In other business, council:
- Approved the second readings for amendments to ordinances in the city's business and taxation code and building and housing code.
The business and taxation code was changed to shift the task of collecting delinquent business and occupation taxes from individuals appointed by the collector-treasurer to the city manager.
The building and housing code was changed to hold property owner and contractor responsible for securing required building permits and requiring permits for the demolition of structures.
City Solicitor Bill Cipriani said new language also clarifies what work requires and doesn't require a permit. For example, a homeowner painting the interior of his home isn't required to obtain a permit but is required to obtain one when hiring a contractor, though no fee is involved.
He said that helps to ensure contractors are bonded, have workers' compensation coverage and are paying business and operation tax to the city.
Another change to the code allows a building inspector to enter a privately owned structure in the event of an emergency. Otherwise, the building inspector must get permission from the owner or a court-issued search warrant.
- Discussed whether playground equipment from the former St. John School and donated by St. John Catholic Church should be placed at the city's 1st Ward or 4th Ward parks.
Billiard said the playground equipment best fits the 1st Ward Park and is most needed there, but Mayor Sue Simonetti said she believes church officials asked for it go to the 4th Ward.
Fourth Ward Councilman Charlie Harris said the equipment should go to the 4th Ward Park but agreed with Billiard that several safety concerns, including lack of fencing, needs to be addressed first.
- Approved the pavement of Charles Street from 16th to 17th streets at a cost of about $12,000. Henne said the section of street was inadvertently omitted from the city's paving list earlier this summer.
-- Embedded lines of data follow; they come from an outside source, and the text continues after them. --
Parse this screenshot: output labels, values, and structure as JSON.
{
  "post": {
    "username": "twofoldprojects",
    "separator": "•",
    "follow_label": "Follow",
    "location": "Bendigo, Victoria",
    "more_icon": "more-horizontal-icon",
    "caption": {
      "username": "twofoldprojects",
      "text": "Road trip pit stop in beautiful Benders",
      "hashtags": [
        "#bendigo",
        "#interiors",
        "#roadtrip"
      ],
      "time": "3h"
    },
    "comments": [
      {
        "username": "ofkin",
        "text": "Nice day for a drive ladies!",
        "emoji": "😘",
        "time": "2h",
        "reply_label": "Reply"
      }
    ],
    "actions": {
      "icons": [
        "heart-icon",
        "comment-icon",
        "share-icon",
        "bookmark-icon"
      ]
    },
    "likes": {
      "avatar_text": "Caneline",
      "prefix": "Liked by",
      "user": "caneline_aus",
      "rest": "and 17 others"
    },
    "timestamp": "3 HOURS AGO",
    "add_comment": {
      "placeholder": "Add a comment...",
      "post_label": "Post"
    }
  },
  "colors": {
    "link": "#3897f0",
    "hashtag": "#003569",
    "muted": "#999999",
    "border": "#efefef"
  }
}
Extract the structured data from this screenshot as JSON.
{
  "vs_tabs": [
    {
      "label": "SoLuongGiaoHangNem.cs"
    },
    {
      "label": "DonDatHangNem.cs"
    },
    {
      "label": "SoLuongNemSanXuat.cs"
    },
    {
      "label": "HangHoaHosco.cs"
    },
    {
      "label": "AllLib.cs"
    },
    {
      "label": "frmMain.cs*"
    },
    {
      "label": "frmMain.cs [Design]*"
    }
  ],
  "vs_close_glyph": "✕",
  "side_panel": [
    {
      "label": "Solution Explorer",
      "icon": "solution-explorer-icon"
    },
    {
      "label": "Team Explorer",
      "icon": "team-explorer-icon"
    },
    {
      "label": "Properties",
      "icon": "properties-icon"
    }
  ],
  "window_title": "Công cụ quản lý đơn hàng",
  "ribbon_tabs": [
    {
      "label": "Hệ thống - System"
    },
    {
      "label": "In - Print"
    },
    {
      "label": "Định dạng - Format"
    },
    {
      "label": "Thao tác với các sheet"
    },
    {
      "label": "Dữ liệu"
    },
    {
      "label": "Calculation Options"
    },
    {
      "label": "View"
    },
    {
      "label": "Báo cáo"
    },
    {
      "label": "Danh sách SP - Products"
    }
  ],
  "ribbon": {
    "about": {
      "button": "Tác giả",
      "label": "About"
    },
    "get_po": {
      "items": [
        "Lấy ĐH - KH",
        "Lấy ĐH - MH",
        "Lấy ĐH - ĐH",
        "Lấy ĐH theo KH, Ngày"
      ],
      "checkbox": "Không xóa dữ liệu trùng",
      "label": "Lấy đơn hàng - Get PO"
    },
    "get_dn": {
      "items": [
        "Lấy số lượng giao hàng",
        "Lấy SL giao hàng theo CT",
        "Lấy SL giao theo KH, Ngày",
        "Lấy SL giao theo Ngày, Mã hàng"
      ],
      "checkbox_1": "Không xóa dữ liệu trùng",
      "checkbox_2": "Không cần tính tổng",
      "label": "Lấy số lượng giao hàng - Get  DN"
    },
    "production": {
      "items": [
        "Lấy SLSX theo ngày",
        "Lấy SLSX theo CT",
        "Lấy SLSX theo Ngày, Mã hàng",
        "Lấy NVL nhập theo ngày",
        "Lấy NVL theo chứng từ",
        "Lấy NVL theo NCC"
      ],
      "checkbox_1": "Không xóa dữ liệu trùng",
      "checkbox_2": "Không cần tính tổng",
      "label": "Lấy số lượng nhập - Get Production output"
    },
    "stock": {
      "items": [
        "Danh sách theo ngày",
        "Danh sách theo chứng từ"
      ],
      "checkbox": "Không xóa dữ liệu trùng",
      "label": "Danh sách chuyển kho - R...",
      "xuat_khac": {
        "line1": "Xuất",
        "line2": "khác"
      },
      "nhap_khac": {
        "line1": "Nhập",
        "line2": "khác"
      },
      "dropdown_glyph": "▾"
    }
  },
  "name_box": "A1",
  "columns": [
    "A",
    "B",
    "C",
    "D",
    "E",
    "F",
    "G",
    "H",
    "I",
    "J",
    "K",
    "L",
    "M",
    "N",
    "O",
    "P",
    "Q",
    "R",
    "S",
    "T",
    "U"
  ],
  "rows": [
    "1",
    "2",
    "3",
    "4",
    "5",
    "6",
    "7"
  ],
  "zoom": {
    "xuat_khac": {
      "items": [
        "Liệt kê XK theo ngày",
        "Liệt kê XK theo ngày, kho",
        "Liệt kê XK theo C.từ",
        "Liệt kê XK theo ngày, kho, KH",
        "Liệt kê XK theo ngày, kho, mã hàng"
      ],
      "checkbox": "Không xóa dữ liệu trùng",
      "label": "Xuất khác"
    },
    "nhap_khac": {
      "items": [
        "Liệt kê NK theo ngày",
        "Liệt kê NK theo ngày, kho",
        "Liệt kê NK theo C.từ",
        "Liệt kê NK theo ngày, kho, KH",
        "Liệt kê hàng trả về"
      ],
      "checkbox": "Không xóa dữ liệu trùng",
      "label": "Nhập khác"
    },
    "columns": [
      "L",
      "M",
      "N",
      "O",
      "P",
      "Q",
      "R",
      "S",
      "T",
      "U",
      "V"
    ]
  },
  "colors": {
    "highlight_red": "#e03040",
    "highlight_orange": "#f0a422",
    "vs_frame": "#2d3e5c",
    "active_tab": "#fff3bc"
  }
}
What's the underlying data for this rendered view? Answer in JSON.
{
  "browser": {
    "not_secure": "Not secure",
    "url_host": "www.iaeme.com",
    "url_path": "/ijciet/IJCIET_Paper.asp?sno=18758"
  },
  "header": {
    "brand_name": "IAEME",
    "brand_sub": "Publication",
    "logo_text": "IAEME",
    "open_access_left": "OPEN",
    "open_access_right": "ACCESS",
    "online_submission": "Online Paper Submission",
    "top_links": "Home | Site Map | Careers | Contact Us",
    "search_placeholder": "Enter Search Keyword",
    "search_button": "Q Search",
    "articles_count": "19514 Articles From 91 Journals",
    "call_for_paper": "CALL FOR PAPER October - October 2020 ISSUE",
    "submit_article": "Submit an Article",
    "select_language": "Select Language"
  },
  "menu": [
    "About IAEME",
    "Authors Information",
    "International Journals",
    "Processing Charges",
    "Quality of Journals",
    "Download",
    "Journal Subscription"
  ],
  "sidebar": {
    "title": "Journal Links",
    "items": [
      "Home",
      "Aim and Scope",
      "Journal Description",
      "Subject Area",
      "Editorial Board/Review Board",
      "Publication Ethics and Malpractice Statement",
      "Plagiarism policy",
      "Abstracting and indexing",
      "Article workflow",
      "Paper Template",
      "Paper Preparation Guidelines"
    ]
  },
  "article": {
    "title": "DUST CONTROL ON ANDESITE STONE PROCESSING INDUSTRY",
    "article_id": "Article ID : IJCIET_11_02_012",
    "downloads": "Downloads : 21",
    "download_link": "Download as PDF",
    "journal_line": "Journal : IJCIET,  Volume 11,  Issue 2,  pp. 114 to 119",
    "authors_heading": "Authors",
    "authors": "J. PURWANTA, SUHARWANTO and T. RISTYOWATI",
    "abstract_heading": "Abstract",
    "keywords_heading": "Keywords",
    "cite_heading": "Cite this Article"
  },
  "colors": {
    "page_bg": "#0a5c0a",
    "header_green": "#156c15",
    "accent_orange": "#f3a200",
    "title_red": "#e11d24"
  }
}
- Granted a request for $365 by Brooke Hills Park to cover lifeguards who worked during the park's National Kids Day event. The city has contributed for that portion of the event's cost in recent years.
- Simonetti and council recognized the Wellsburg 4th of July Committee for organizing a weeklong celebration of Independence Day. The volunteer group is headed by Debbie Baker and Cecil Toner, co-chairs; and Barbara Yoder, treasurer.
Simonetti also commented on the new Wellsburg Oldtime Festival held Saturday, saying it was relatively small but successful and she hopes it can become an annual event.
She thanked that event's committee, which includes Bill Konkle, Michelle Basil, Jon Meriwether and Francine Kraus, as well as the Top of West Virginia Convention and Visitors Bureau and Merco Marine for supporting it.